Des travaux de recherche initié en 2000 par l’INRA ont permis de créer de nouvelles variétés de vigne plus tolérantes aux maladies fongiques qui ont été évaluées et développées par l’IFV (Institut Français de la vigne et du vin) et ses partenaires régionaux à partir de 2010. 

Les nouvelles variétés ont un potentiel de réduction de 80 % des traitements fongiques sur les vignes. 

Les maladies cryptogamiques comme le mildiou et l’oïdium, introduites en Europe au XIXe siècle, ont longtemps imposé des traitements lourds et coûteux. Malgré la bouillie bordelaise et les fongicides, la viticulture est restée dépendante des traitements phytosanitaires, avec des impacts environnementaux et sanitaires importants. Face à la pression réglementaire (Plan Ecophyto) et aux attentes sociétales, la filière devait trouver une solution durable.
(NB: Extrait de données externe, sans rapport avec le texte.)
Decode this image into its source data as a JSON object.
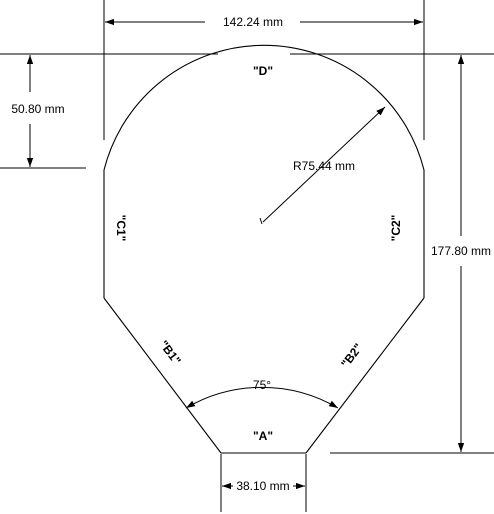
{
  "dimensions": {
    "width": "142.24 mm",
    "arc_height": "50.80 mm",
    "radius": "R75.44 mm",
    "height": "177.80 mm",
    "bottom_width": "38.10 mm",
    "angle": "75°"
  },
  "edges": {
    "a": "\"A\"",
    "b1": "\"B1\"",
    "b2": "\"B2\"",
    "c1": "\"C1\"",
    "c2": "\"C2\"",
    "d": "\"D\""
  }
}
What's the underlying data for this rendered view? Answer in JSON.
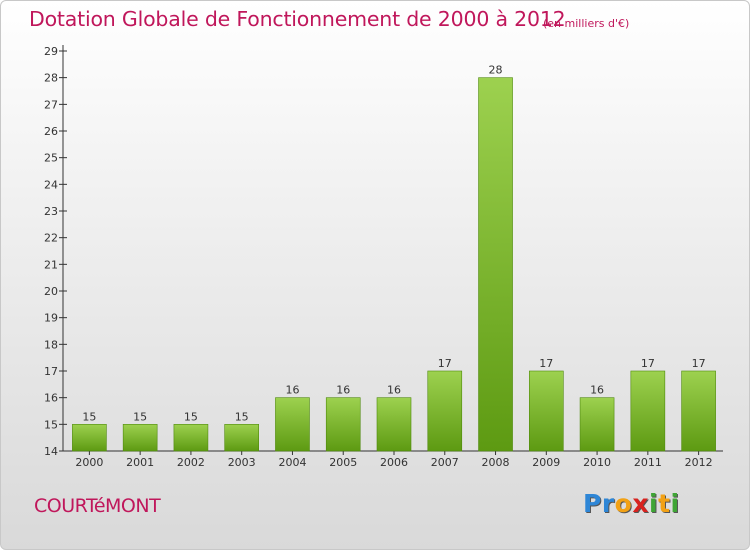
{
  "header": {
    "title": "Dotation Globale de Fonctionnement de 2000 à 2012",
    "unit_label": "(en milliers d'€)"
  },
  "footer": {
    "commune": "COURTéMONT",
    "logo": {
      "letters": [
        {
          "char": "P",
          "color": "#2e86d6"
        },
        {
          "char": "r",
          "color": "#2e86d6"
        },
        {
          "char": "o",
          "color": "#f2a114"
        },
        {
          "char": "x",
          "color": "#d8231f"
        },
        {
          "char": "i",
          "color": "#3fa535"
        },
        {
          "char": "t",
          "color": "#f2a114"
        },
        {
          "char": "i",
          "color": "#3fa535"
        }
      ]
    }
  },
  "colors": {
    "title": "#c0175b",
    "bar_top": "#9dd14f",
    "bar_bottom": "#5d9a12",
    "bar_border": "#4f8a0c"
  },
  "chart_data": {
    "type": "bar",
    "title": "Dotation Globale de Fonctionnement de 2000 à 2012",
    "subtitle": "(en milliers d'€)",
    "xlabel": "",
    "ylabel": "",
    "categories": [
      "2000",
      "2001",
      "2002",
      "2003",
      "2004",
      "2005",
      "2006",
      "2007",
      "2008",
      "2009",
      "2010",
      "2011",
      "2012"
    ],
    "values": [
      15,
      15,
      15,
      15,
      16,
      16,
      16,
      17,
      28,
      17,
      16,
      17,
      17
    ],
    "ylim": [
      14,
      29
    ],
    "yticks": [
      14,
      15,
      16,
      17,
      18,
      19,
      20,
      21,
      22,
      23,
      24,
      25,
      26,
      27,
      28,
      29
    ],
    "grid": false,
    "legend": "none"
  }
}
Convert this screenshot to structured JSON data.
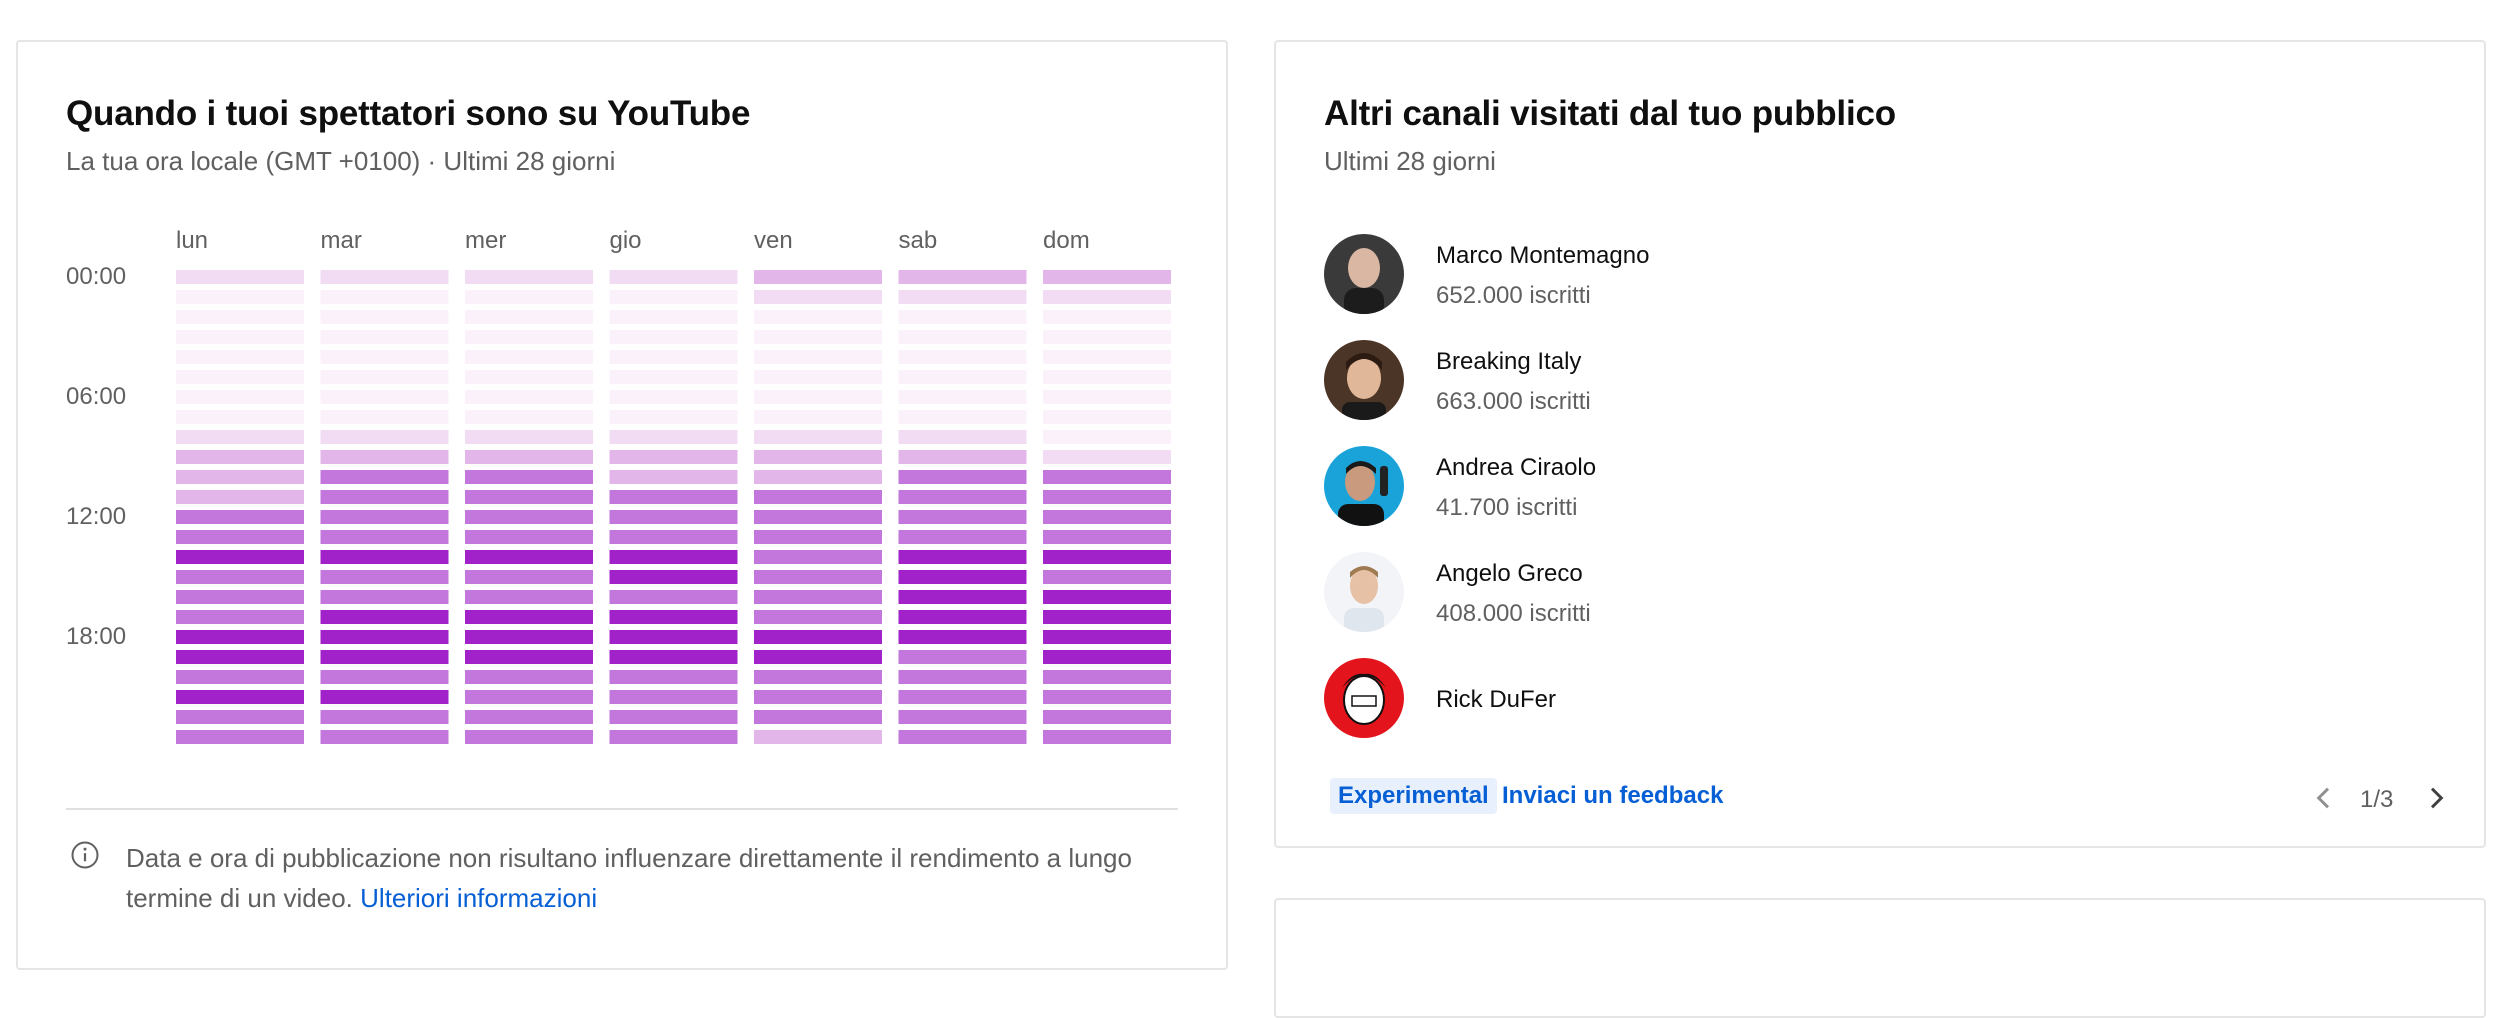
{
  "left_card": {
    "title": "Quando i tuoi spettatori sono su YouTube",
    "subtitle": "La tua ora locale (GMT +0100) · Ultimi 28 giorni",
    "info_text": "Data e ora di pubblicazione non risultano influenzare direttamente il rendimento a lungo termine di un video.",
    "info_link": "Ulteriori informazioni"
  },
  "chart_data": {
    "type": "heatmap",
    "title": "Quando i tuoi spettatori sono su YouTube",
    "days": [
      "lun",
      "mar",
      "mer",
      "gio",
      "ven",
      "sab",
      "dom"
    ],
    "hour_ticks": [
      "00:00",
      "06:00",
      "12:00",
      "18:00"
    ],
    "hours": 24,
    "levels_legend": "0 = lowest activity, 4 = highest activity",
    "colors": [
      "#faf1fb",
      "#f1dcf3",
      "#e2b6e8",
      "#c377dd",
      "#a122c9"
    ],
    "values": [
      [
        1,
        1,
        1,
        1,
        2,
        2,
        2
      ],
      [
        0,
        0,
        0,
        0,
        1,
        1,
        1
      ],
      [
        0,
        0,
        0,
        0,
        0,
        0,
        0
      ],
      [
        0,
        0,
        0,
        0,
        0,
        0,
        0
      ],
      [
        0,
        0,
        0,
        0,
        0,
        0,
        0
      ],
      [
        0,
        0,
        0,
        0,
        0,
        0,
        0
      ],
      [
        0,
        0,
        0,
        0,
        0,
        0,
        0
      ],
      [
        0,
        0,
        0,
        0,
        0,
        0,
        0
      ],
      [
        1,
        1,
        1,
        1,
        1,
        1,
        0
      ],
      [
        2,
        2,
        2,
        2,
        2,
        2,
        1
      ],
      [
        2,
        3,
        3,
        2,
        2,
        3,
        3
      ],
      [
        2,
        3,
        3,
        3,
        3,
        3,
        3
      ],
      [
        3,
        3,
        3,
        3,
        3,
        3,
        3
      ],
      [
        3,
        3,
        3,
        3,
        3,
        3,
        3
      ],
      [
        4,
        4,
        4,
        4,
        3,
        4,
        4
      ],
      [
        3,
        3,
        3,
        4,
        3,
        4,
        3
      ],
      [
        3,
        3,
        3,
        3,
        3,
        4,
        4
      ],
      [
        3,
        4,
        4,
        4,
        3,
        4,
        4
      ],
      [
        4,
        4,
        4,
        4,
        4,
        4,
        4
      ],
      [
        4,
        4,
        4,
        4,
        4,
        3,
        4
      ],
      [
        3,
        3,
        3,
        3,
        3,
        3,
        3
      ],
      [
        4,
        4,
        3,
        3,
        3,
        3,
        3
      ],
      [
        3,
        3,
        3,
        3,
        3,
        3,
        3
      ],
      [
        3,
        3,
        3,
        3,
        2,
        3,
        3
      ]
    ]
  },
  "right_card": {
    "title": "Altri canali visitati dal tuo pubblico",
    "subtitle": "Ultimi 28 giorni",
    "channels": [
      {
        "name": "Marco Montemagno",
        "subs": "652.000 iscritti",
        "avatar_color": "#8c8c8c"
      },
      {
        "name": "Breaking Italy",
        "subs": "663.000 iscritti",
        "avatar_color": "#5a3a2a"
      },
      {
        "name": "Andrea Ciraolo",
        "subs": "41.700 iscritti",
        "avatar_color": "#1aa3d9"
      },
      {
        "name": "Angelo Greco",
        "subs": "408.000 iscritti",
        "avatar_color": "#e9edf2"
      },
      {
        "name": "Rick DuFer",
        "subs": "",
        "avatar_color": "#e3141b"
      }
    ],
    "experimental_badge": "Experimental",
    "feedback_link": "Inviaci un feedback",
    "pager": "1/3"
  }
}
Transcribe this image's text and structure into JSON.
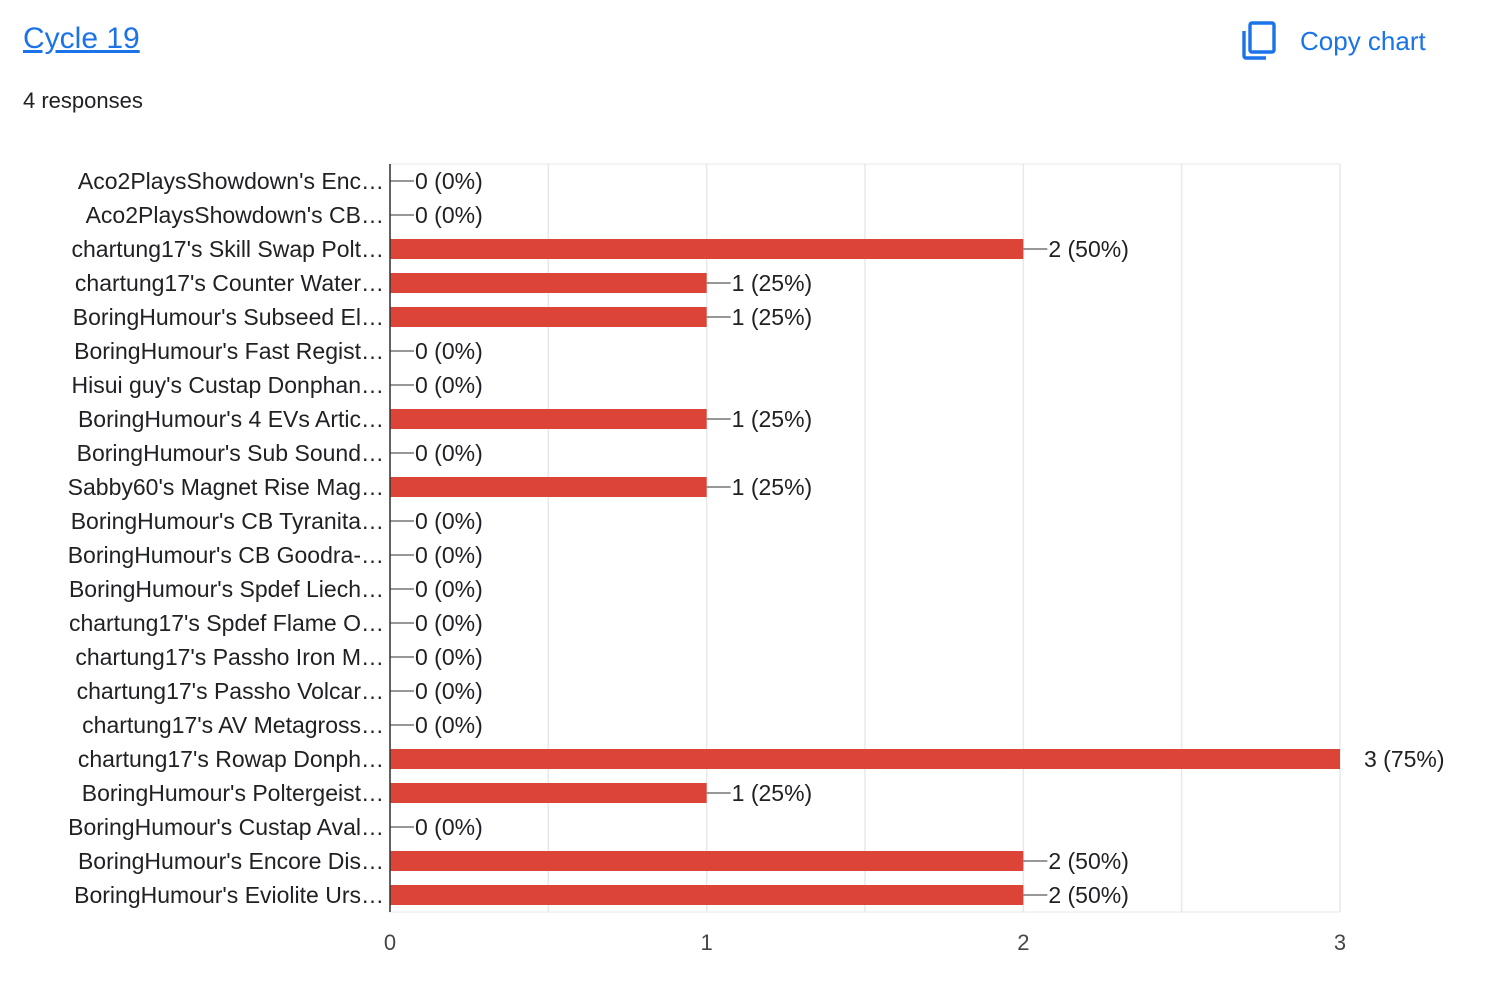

Le programme ResDur, initié en 2000 par l’INRAE, a permis de créer des cépages tolérants. Mais le rôle clé de l’IFV a été de transformer cette innovation scientifique en solution opérationnelle pour les viticulteurs. L’IFV et les partenaires régionaux ont conduit les essais en vignoble, évalué la qualité des vins, adapté les pratiques culturales, formé les professionnels et accompagné l’inscription des variétés au catalogue officiel. L’IFV assure aussi le suivi post-inscription des variétés sous Marque Entav by IFV INRAE pour prévenir le contournement des résistances ( Réseau OSCAR) et garantir la qualité des vins.

Grâce à ce travail, les premières variétés (Artaban, Vidoc, Floreal, Voltis) ont été diffusées dès 2018, suivies par d’autres adaptées aux AOP. Aujourd’hui plus de 20 variétés sont inscrites au catalogue français et leur impact est majeur : réduction des traitements fongicides de 80 %, passant de 12  traitements à seulement 2 par an. Ces avancées améliorent la rentabilité, réduisent l’impact environnemental et répondent aux enjeux de durabilité et de changement climatique.